Thompson v. Ashba

102 N.E.2d 519, 122 Ind. App. 58, 1951 Ind. App. LEXIS 270
CourtIndiana Court of Appeals
DecidedDecember 26, 1951
Docket18,177
StatusPublished
Cited by9 cases

This text of 102 N.E.2d 519 (Thompson v. Ashba) is published on Counsel Stack Legal Research, covering Indiana Court of Appeals primary law. Counsel Stack provides free access to over 12 million legal documents including statutes, case law, regulations, and constitutions.

Bluebook
Thompson v. Ashba, 102 N.E.2d 519, 122 Ind. App. 58, 1951 Ind. App. LEXIS 270 (Ind. Ct. App. 1951).

Opinion

Achor, J.

This was an action for damages for personal injuries sustained by appellee. The essential facts in the case, as supported by evidence most favorable to the appellee, are as follows:

The appellant was operating an automobile east on East Jackson Street in the residential section of the city of Sullivan, Indiana, at a speed of “about 40 to 45 miles per hour.” There were two trucks parked on the south side of the street at the point of collision. The appellee, a child three years of .age, “hurried” from between said trucks on the south side of said street, across said street toward the north side thereof. He was struck by the appellant while so crossing the street. The street was “about 30 feet wide” and wide *60 enough for two cars to pass on the north side of said parked trucks. Appellant drove his automobile to the left of said trucks “in the center of the street measuring from the north side of the parked cars over to the north curb” and “about two or three feet” from the north curb. The appellant “set his brakes and travelled 35 to 40 feet” before the impact; “as soon as he hit the boy he stopped right then.” The boy “just rolled over to the north curb” and “laid still.” “When the car came to a stop the child was laying about three feet in front of it.”

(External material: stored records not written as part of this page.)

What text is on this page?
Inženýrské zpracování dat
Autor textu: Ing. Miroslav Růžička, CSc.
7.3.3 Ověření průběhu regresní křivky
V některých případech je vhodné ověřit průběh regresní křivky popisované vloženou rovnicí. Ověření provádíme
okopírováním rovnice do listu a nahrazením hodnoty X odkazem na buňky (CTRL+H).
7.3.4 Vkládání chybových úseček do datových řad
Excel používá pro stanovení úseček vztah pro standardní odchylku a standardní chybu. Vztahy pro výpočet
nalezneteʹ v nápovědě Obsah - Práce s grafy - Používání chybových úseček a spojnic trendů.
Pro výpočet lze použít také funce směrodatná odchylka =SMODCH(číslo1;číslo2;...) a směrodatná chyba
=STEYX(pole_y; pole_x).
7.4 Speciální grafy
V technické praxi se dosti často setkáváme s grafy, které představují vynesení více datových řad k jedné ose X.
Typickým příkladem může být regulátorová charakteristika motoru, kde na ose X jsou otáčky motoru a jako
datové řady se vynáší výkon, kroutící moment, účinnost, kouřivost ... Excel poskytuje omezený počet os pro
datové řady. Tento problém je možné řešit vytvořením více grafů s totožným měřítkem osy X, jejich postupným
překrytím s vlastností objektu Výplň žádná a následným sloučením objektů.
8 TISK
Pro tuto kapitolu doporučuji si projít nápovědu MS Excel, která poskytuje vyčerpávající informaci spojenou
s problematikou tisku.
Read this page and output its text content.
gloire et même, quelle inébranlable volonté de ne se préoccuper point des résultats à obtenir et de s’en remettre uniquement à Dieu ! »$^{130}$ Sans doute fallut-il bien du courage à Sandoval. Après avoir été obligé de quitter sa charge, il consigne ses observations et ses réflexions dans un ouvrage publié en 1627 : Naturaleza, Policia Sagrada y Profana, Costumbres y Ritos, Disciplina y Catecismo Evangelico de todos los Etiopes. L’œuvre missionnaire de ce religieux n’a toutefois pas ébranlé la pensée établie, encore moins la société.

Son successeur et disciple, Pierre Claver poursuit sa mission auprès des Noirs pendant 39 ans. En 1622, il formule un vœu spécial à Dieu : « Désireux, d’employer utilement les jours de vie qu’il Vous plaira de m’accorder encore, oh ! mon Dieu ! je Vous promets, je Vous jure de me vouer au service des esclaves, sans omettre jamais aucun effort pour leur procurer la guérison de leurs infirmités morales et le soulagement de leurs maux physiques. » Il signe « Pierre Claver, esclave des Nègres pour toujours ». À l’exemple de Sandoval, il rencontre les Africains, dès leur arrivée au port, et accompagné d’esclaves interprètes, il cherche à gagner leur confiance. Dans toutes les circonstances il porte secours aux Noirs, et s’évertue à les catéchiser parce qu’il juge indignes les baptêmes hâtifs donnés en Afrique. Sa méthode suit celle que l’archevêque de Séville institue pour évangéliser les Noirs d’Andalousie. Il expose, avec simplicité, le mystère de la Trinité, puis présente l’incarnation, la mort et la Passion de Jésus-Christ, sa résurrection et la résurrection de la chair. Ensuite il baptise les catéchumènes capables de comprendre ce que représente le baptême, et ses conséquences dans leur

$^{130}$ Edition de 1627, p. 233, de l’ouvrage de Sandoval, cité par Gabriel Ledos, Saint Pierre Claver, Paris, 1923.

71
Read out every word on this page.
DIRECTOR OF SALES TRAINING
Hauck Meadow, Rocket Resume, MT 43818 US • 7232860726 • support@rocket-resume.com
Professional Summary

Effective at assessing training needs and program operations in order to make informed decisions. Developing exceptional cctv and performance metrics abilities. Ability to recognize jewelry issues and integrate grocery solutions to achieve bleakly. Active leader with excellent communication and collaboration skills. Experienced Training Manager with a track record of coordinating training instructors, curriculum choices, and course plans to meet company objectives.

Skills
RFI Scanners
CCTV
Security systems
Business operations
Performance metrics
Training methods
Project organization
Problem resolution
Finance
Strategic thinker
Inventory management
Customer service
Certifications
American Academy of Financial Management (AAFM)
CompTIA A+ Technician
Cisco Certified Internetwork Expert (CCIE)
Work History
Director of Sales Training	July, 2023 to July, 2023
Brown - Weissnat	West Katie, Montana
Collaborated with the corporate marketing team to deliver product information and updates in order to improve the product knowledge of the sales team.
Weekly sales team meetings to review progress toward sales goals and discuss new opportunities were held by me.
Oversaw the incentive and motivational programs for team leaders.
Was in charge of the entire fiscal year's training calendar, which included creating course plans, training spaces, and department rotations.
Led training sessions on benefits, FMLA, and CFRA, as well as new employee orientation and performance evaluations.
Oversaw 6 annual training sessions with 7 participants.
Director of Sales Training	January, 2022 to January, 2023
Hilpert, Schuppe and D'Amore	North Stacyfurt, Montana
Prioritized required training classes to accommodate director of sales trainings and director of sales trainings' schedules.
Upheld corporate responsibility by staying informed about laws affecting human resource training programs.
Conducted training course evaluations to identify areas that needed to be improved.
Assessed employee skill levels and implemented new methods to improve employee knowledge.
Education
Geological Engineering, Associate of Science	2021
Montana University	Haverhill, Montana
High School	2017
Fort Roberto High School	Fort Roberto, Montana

The verdict was for $22,500.00. After a remittitur of $7,500.00 judgment was for $15,000.00.

Among the errors assigned were the giving of the court’s instructions numbered 6 and 8 over the objection of the defendant. Because of the decision reached by this court it is unnecessary to consider the other errors assigned. After considering the principles set forth in this opinion it is not likely that any error, if any contained therein, will be repeated.

The court’s instruction numbered 6 was as follows:

“Persons operating motor vehicles on the public highways are entitled to rely on other persons using reasonable and ordinary care for their- own safety. In the case of children, however, the law does not require, and adult persons may not expect, the same discretion for their own safety as in the case of older persons.
“Children must be expected to act upon childish instincts and impulses, and others, who are charged with duty of care and caution towards them, must calculate upon this and take precautions accordingly. Therefore, greater care is required to avoid injuries to children of tender years than to persons who have reached the age of discretion.
“This does not mean, however, that every adult who is instrumental in causing an injury to a child is liable in damages therefor. Even though an *61 adult may know of the presence of children or be chargeable with knowledge of the probability of their presence, yet if he acts with the reasonable and ordinary care demanded by the circumstances and such knowledge, he is not liable even though he may be instrumental in causing a child’s injury, because in such case he would not be negligent.”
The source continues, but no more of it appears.